An increasing amount of sequence data of aDNA samples has been observed since the initial application of high-throughput sequencing to ancient human remains, (Rasmussen et al., 2010) over 2000 ancient samples being recorded (Brunson & Reich, 2019). In addition to the limitations of aDNA sequences, such as read length and contamination, data processing and analysis algorithms lag behind current speeds and costs. This impedes paleogenomics, with particular reference to the recovery of the full nuclear genome. The genome assembly of ancient DNA data relies on the alignment of sequencing reads to a linear reference genome, leading to the selection of endogenous DNA sequences. Thus, we simulated aDNA sequences and used these for genome assembly via different methods. The results suggested that the optimized in silico mate-pair method performed better than the use of aDNA reads alone or the originalin silico mate-pair method. It also outperformed the assembler, RaGOO, in the level of accuracy, which may be attributed to the design of RaGOO, which is based only on one reference.
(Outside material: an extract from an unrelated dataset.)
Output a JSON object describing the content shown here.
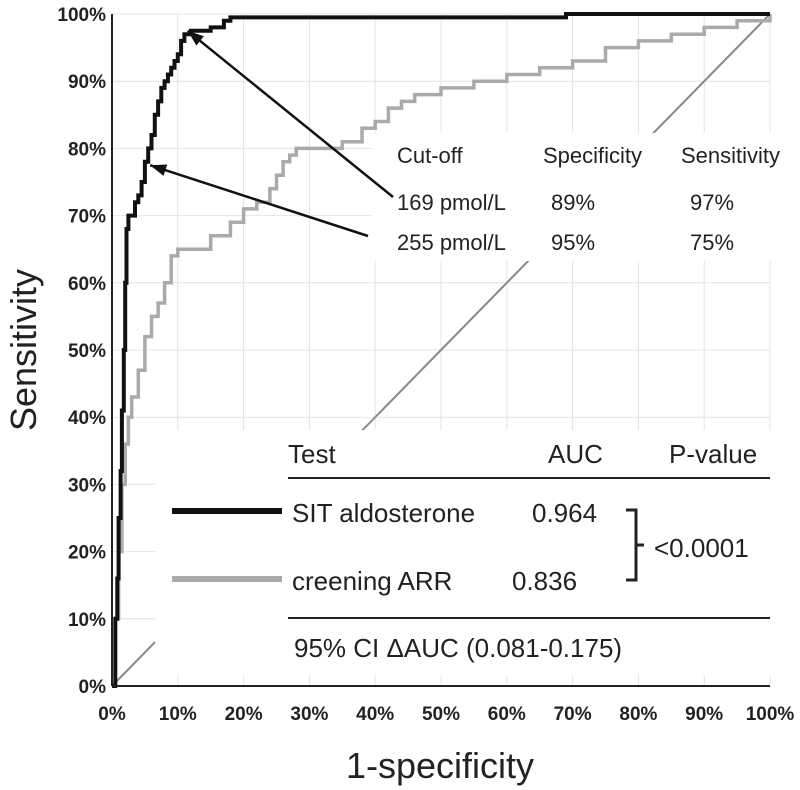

Use of in silico mate pairs for scaffolding is a simple method that enables long-range distance information from a reference genome to be incorporated into a de novo genome assembly, via the generation of in silico mate-pair libraries. It is essentially a novel reference-guide approach, since other chromosome scaffolders, such as Chromosomer (Tamazian et al., 2016), MeDuSa (Bosi et al., 2015), AlignGraph (Bao et al., 2014), and RaGOO (Alonge et al., 2019) exploit distance information from a genome of a closely related organism to order and extend scaffolds or contigs after the de novo assembly process. By contrast, in silico mate-pair libraries obtain distance information prior to the assembly process and can be adapted to any genome assembler that accepts mate-pair sequences as input. The contiguity of a genome assembly may be improved via the application ofin silico methods or other reference-guided approaches. However, some reference-guided scaffolders rely heavily on paired-end or long-length read information, making these unsuitable for single-end reads. In addition, a large proportion of these reference-guided scaffolders are designed based only on one reference, resulting in many misassemblies in the draft genomes. Finally, all reference-guided genome assemblers or scaffolders have limitations, where only the conserved regions between target species and references are clear, while the sequence information between the conserved regions remains unknown.